08 de outubro, dia do nordestino, lembramos do aniversário de um dos maiores compositores do Maranhão e do Brasil. Catullo da Paixão Cearense.
Ao começar um levantamento da música nordestina dentro da indústria fonográfica nacional, nada mais justo do que citar aquele que, além de violeiro, foi também poeta pioneiro do Nordeste a ter uma letra gravada em disco.
Catullo da Paixão Cearense, nascido em São Luís, em 8 de outubro de 1863, entrou definitivamente para os anais da música brasileira ao trazer o violão das rodas de seresteiros para os conservatórios de música em 1908.
O registro de Talento e Formosura - sua e de Edmundo Otávio Ferreira- feito pelo cantor Mário Pinheiro em 1906, constitui-se num dos itens mais raros da discografia nacional. Verdadeiro marco na afirmação de uma identidade regional na embrionária indústria cultural brasileira, a gravação deste acetato de 78 rpm, se deu graças à instalação do primeiro selo de música no Brasil: a Casa Edison.
É bem verdade que na época da gravação destas e de outras músicas, o compositor de Luar do Sertão já era um vate renomado, tendo suas audições de modinhas, penetração nos saraus do Império, passando pelas primeiras décadas do século servindo de fundo musical à República Velha . Mas a primeira música de tonalidades rítmicas regionalistas, lembrando os folguedos do "Norte", foi Caboca de Caxangá, gravado no mesmo selo em 1913 com a denominação de batuque sertanejo.
O registro, feito pela dupla Baiano e Júlia Martins, constitui-se portanto no momento zero em que a incipiente indústria fonográfica categorizou um segmento musical com referência nítida à região de onde teria vindo.
Antes de se lançar no vôo desatinado de querer entender o artista puramente pela sua música, faz -se necessário que o leitor saiba um pouco mais sobre as origens do poeta. Filho do ourives Amâncio José da Paixão Cearense e de Maria Celestina Braga, o menino Catullo correu pelas ruas e casarões da sua cidade com os irmãos Gil e Gerson até os dez anos. Depois mudou-se, com os pais, para a fazenda dos avós paternos, no sertão cearense.

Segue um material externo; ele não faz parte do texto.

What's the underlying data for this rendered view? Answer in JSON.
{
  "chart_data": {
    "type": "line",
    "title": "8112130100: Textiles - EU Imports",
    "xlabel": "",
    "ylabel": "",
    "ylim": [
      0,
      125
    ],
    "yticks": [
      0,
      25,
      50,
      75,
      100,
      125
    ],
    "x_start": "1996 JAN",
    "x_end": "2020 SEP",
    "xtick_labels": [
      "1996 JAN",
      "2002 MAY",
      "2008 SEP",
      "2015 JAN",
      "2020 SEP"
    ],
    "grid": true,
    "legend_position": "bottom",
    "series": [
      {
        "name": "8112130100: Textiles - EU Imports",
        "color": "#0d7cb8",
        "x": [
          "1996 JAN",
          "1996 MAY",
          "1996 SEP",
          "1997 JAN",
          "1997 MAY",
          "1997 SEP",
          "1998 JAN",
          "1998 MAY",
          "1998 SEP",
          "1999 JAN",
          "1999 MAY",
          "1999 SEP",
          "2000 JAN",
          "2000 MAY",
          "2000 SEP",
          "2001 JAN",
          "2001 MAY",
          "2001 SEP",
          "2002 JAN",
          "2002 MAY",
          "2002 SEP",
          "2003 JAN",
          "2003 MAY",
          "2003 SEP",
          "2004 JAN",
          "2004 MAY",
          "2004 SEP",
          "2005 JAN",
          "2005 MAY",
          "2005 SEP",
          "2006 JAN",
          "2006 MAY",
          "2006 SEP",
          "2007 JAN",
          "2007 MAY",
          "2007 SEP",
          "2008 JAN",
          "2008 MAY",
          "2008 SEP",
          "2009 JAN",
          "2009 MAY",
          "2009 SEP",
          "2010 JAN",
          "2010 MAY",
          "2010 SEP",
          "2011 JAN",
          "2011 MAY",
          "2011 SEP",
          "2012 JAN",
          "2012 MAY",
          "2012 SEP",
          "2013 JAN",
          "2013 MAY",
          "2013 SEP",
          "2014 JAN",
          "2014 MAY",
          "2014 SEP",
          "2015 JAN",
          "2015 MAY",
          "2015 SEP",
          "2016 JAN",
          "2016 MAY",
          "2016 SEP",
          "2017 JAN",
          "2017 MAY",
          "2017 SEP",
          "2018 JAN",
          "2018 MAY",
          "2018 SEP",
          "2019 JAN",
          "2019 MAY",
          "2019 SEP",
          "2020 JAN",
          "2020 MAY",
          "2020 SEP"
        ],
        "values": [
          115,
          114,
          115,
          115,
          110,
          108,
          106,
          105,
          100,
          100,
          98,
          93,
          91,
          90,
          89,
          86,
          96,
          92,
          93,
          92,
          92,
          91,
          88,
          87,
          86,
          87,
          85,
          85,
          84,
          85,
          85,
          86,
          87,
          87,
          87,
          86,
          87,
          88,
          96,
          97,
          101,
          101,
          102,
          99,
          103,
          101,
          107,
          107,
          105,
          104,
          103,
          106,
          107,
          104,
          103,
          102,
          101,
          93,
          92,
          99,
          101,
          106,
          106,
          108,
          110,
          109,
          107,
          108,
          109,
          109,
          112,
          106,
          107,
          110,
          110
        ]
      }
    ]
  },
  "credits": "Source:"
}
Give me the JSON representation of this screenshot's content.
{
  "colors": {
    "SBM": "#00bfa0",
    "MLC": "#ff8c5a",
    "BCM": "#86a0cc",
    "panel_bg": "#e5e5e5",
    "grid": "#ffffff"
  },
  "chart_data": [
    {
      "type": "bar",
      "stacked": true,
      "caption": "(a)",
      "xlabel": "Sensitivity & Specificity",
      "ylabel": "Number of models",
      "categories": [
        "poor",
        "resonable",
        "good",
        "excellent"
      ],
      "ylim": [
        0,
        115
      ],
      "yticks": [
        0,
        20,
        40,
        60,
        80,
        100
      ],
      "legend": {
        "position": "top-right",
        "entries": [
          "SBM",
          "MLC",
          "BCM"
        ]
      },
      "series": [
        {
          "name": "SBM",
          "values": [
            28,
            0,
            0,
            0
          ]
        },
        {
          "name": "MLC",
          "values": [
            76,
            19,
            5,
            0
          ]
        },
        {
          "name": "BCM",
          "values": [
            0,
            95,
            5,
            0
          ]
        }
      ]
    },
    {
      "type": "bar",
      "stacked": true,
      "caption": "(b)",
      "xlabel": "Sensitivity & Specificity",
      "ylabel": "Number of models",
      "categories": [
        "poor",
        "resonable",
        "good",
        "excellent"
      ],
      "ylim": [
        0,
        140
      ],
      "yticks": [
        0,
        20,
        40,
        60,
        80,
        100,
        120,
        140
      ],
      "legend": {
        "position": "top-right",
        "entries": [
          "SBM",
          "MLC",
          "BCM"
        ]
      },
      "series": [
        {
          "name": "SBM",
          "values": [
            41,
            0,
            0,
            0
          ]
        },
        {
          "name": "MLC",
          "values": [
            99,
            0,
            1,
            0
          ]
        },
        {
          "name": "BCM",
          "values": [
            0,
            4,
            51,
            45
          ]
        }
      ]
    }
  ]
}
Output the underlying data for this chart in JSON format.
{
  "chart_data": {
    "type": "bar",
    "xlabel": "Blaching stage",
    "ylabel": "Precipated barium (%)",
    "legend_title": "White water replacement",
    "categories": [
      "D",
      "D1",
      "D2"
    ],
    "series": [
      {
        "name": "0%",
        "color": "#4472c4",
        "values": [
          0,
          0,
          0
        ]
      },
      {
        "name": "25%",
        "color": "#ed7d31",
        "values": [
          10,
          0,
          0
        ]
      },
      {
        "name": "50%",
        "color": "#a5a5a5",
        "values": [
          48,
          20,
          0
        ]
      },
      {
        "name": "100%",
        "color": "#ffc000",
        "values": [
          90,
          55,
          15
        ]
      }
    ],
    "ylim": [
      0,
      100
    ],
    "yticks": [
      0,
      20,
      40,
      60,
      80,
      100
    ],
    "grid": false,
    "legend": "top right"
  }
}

No contato com a gente simples, bebendo desta sabedoria e se fartando deste imaginário matuto, o futuro violeiro soube coletar os mais puros motivos e recria-los, além de registrar as peculiaridades lingüísticas do caboclo da caatinga. Suas modinhas, que a tantos agradaram no ocaso da monarquia e nas primeiras décadas da república, refletiam também o estado de espírito do boêmio, sempre a declamar apaixonado e muitas vezes desprezado pela sua amada. Sua presença cultural é tão grande na história da música brasileira deste período, que o escritor Lima Barreto chegou a criar o personagem Ricardo Coração dos Outros, um violonista compositor de modinhas e que é um dos coadjuvantes do clássico pré-modernista "Triste Fim de Policarpo Quaresma".
Por citar o Rio de Janeiro, uma das mudanças mais marcantes na vida do artista, aconteceria em 1880, quando a família se muda para a sede do império, deslumbrada com Paris e tentando imitar os ares progressivistas da belle èpoque francesa. Uma vez lá, o violonista iria presenciar importantes fatos políticos, como a Proclamação da República e as subsequentes crises políticas dos presidentes Deodoro da Fonseca e Floriano Peixoto.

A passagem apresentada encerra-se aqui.